Supreme Court, Doosan Infracore’s Chinese subsidiary in China


The Supreme Court gave Doosan’s hand in a lawsuit against a financial investor by Doosan Infracore over a failure to sell its Chinese subsidiary.

The 3rd Division of the Supreme Court (Chief Judge Kim Jae-hyeong) broke the case with the intent of defeating the plaintiff in the appeal of a lawsuit against Doosan Infracore by investors including Mirae Asset Private Equity (PE) on the 14th. I sent it back.

The judge ruled that “It is difficult to say that Doosan Infracore has hindered the fulfillment of the conditions contrary to the sincerity of the manuscript only because it did not respond to the plaintiff’s request for data provision.”

Investors acquired a 20% stake in DICC for 380 billion won in anticipation of a public offering (IPO) of Doosan Infracore’s China subsidiary (DICC) in 2011. However, the IPO collapsed as earnings deteriorated due to the Chinese construction market downturn.
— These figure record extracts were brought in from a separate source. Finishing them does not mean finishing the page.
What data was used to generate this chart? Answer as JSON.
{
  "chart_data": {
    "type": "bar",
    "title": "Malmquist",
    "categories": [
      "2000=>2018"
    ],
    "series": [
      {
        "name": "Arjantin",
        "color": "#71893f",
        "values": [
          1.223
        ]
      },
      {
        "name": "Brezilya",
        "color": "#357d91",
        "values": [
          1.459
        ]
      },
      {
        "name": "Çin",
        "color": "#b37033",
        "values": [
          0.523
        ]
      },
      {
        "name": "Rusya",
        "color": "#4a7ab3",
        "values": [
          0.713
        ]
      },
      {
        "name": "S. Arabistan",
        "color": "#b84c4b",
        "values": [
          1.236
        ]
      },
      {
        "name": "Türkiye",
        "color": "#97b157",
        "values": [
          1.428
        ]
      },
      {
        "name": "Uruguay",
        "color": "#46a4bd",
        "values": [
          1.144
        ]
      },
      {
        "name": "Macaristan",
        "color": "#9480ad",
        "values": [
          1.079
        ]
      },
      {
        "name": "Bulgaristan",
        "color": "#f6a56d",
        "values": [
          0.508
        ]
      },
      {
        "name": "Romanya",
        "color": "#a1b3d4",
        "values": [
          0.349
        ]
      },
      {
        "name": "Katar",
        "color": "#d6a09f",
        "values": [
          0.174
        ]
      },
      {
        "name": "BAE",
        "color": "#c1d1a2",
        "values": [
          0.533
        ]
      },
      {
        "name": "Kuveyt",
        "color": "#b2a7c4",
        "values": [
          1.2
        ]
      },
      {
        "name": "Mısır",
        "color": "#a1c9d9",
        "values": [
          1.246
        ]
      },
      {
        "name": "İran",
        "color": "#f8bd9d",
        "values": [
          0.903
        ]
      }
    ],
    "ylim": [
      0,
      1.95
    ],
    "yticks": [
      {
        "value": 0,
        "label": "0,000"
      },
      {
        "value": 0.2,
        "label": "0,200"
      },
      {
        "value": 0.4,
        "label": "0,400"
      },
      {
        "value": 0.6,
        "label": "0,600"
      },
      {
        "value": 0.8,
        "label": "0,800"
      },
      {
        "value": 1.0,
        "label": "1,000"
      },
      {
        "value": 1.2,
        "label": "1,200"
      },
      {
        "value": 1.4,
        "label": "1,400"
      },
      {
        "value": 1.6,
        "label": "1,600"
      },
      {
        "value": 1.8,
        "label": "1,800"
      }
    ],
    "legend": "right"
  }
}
Accordingly, investors initiated a public sale by exercising’Drag Allong’, which can sell 100% of the stake along with the remaining 80% of the stake, but it was unsuccessful.
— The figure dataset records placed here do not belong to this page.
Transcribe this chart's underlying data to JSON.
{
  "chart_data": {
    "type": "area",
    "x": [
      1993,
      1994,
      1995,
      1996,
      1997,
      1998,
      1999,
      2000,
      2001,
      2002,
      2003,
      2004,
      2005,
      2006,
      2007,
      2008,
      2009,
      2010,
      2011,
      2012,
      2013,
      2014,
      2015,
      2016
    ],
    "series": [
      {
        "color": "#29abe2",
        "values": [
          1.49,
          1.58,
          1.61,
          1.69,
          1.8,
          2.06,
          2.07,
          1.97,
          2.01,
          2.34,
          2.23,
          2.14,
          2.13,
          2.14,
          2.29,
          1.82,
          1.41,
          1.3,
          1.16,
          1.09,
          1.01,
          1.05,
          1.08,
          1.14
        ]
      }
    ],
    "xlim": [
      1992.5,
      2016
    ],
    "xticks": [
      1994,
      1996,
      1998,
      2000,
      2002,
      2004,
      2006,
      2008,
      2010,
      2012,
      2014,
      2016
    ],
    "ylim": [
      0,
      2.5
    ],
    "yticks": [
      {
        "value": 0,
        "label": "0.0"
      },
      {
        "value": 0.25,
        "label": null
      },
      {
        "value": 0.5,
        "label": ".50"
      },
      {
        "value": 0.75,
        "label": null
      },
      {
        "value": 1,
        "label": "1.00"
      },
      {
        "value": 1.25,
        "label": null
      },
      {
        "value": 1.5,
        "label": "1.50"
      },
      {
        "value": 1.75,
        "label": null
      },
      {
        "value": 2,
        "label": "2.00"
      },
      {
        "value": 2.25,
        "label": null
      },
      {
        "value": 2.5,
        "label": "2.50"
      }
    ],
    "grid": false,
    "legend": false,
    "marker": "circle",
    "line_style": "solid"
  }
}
Investors filed a lawsuit, saying, “Doosan Infracore has affirmed its IPO, but did not make it and did not cooperate with the sale, and did not fulfill the promises between shareholders.”
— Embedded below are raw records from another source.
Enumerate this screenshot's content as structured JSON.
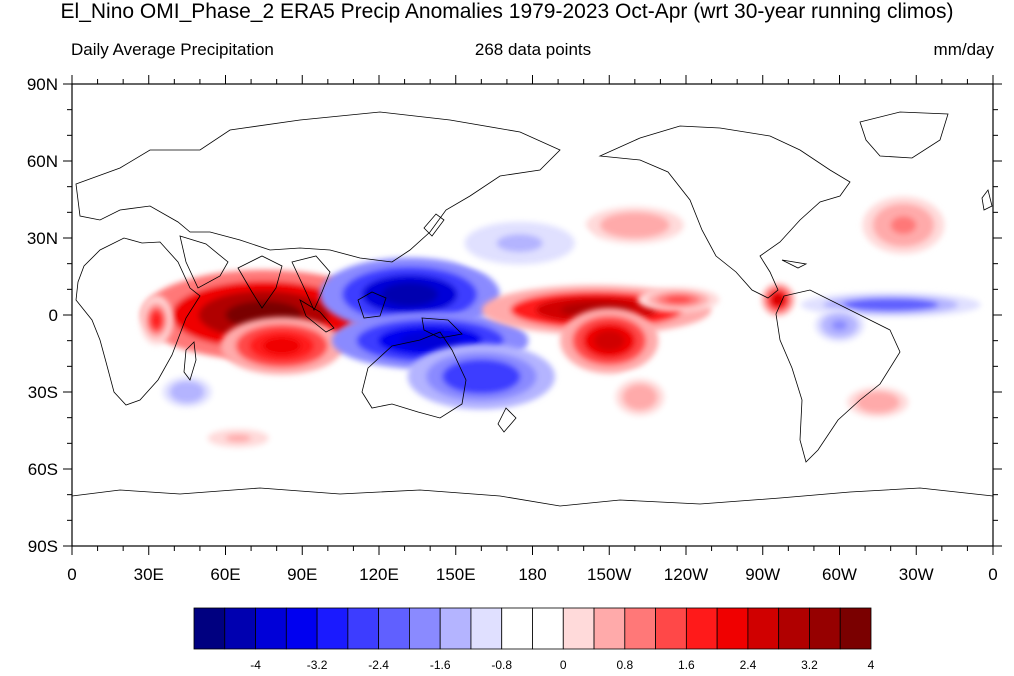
{
  "title": "El_Nino OMI_Phase_2 ERA5 Precip Anomalies 1979-2023 Oct-Apr (wrt 30-year running climos)",
  "subtitle_left": "Daily Average Precipitation",
  "subtitle_center": "268 data points",
  "subtitle_right": "mm/day",
  "lat_labels": [
    "90N",
    "60N",
    "30N",
    "0",
    "30S",
    "60S",
    "90S"
  ],
  "lon_labels": [
    "0",
    "30E",
    "60E",
    "90E",
    "120E",
    "150E",
    "180",
    "150W",
    "120W",
    "90W",
    "60W",
    "30W",
    "0"
  ],
  "colorbar": {
    "colors": [
      "#000080",
      "#0000b0",
      "#0000d8",
      "#0000f0",
      "#1a1aff",
      "#3d3dff",
      "#6060ff",
      "#8a8aff",
      "#b4b4ff",
      "#e0e0ff",
      "#ffffff",
      "#ffffff",
      "#ffdada",
      "#ffaaaa",
      "#ff7878",
      "#ff4848",
      "#ff1a1a",
      "#f00000",
      "#d00000",
      "#b00000",
      "#960000",
      "#7a0000"
    ],
    "label_values": [
      "-4",
      "-3.2",
      "-2.4",
      "-1.6",
      "-0.8",
      "0",
      "0.8",
      "1.6",
      "2.4",
      "3.2",
      "4"
    ]
  },
  "anomalies": [
    {
      "name": "indian-ocean-wet",
      "lon": 75,
      "lat": 0,
      "rx": 30,
      "ry": 11,
      "value": 4.2
    },
    {
      "name": "indian-ocean-wet-south",
      "lon": 82,
      "lat": -12,
      "rx": 15,
      "ry": 7,
      "value": 2.8
    },
    {
      "name": "east-africa-wet",
      "lon": 33,
      "lat": -2,
      "rx": 4,
      "ry": 6,
      "value": 2.0
    },
    {
      "name": "west-pacific-dry-north",
      "lon": 132,
      "lat": 8,
      "rx": 22,
      "ry": 9,
      "value": -3.8
    },
    {
      "name": "maritime-continent-dry-south",
      "lon": 140,
      "lat": -10,
      "rx": 24,
      "ry": 7,
      "value": -3.6
    },
    {
      "name": "spcz-dry",
      "lon": 160,
      "lat": -24,
      "rx": 18,
      "ry": 8,
      "value": -2.4
    },
    {
      "name": "central-pacific-wet",
      "lon": 205,
      "lat": 2,
      "rx": 28,
      "ry": 6,
      "value": 3.4
    },
    {
      "name": "central-pacific-wet-south",
      "lon": 210,
      "lat": -10,
      "rx": 12,
      "ry": 8,
      "value": 3.0
    },
    {
      "name": "east-pacific-wet",
      "lon": 237,
      "lat": 6,
      "rx": 10,
      "ry": 3,
      "value": 1.6
    },
    {
      "name": "panama-wet",
      "lon": 276,
      "lat": 6,
      "rx": 4,
      "ry": 4,
      "value": 3.0
    },
    {
      "name": "atlantic-itcz-dry",
      "lon": 320,
      "lat": 4,
      "rx": 22,
      "ry": 3,
      "value": -2.0
    },
    {
      "name": "amazon-dry",
      "lon": 300,
      "lat": -4,
      "rx": 6,
      "ry": 4,
      "value": -1.4
    },
    {
      "name": "north-atlantic-wet",
      "lon": 325,
      "lat": 35,
      "rx": 10,
      "ry": 7,
      "value": 1.4
    },
    {
      "name": "north-pacific-wet",
      "lon": 220,
      "lat": 35,
      "rx": 16,
      "ry": 6,
      "value": 1.0
    },
    {
      "name": "north-pacific-dry",
      "lon": 175,
      "lat": 28,
      "rx": 18,
      "ry": 7,
      "value": -0.9
    },
    {
      "name": "south-pacific-wet",
      "lon": 222,
      "lat": -32,
      "rx": 8,
      "ry": 6,
      "value": 1.0
    },
    {
      "name": "south-atlantic-wet",
      "lon": 315,
      "lat": -34,
      "rx": 10,
      "ry": 5,
      "value": 1.0
    },
    {
      "name": "southern-indian-dry",
      "lon": 45,
      "lat": -30,
      "rx": 8,
      "ry": 5,
      "value": -1.0
    },
    {
      "name": "southern-ocean-wet",
      "lon": 65,
      "lat": -48,
      "rx": 10,
      "ry": 3,
      "value": 0.8
    }
  ]
}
Doosan Infracore argued that the IPO’s failure was an unavoidable result of the economic downturn and that investors’ arguments were different from the facts, saying that the sale proceeded normally.

The first trial ruled that the plaintiff lost, claiming that Doosan Infracore had no obligation to pay the trading price. However, the second trial admitted part of Doosan Infracore’s responsibility for the misappropriation of the public sale and ruled to pay 10 billion won out of the 14 billion won in the trading price requested by investors.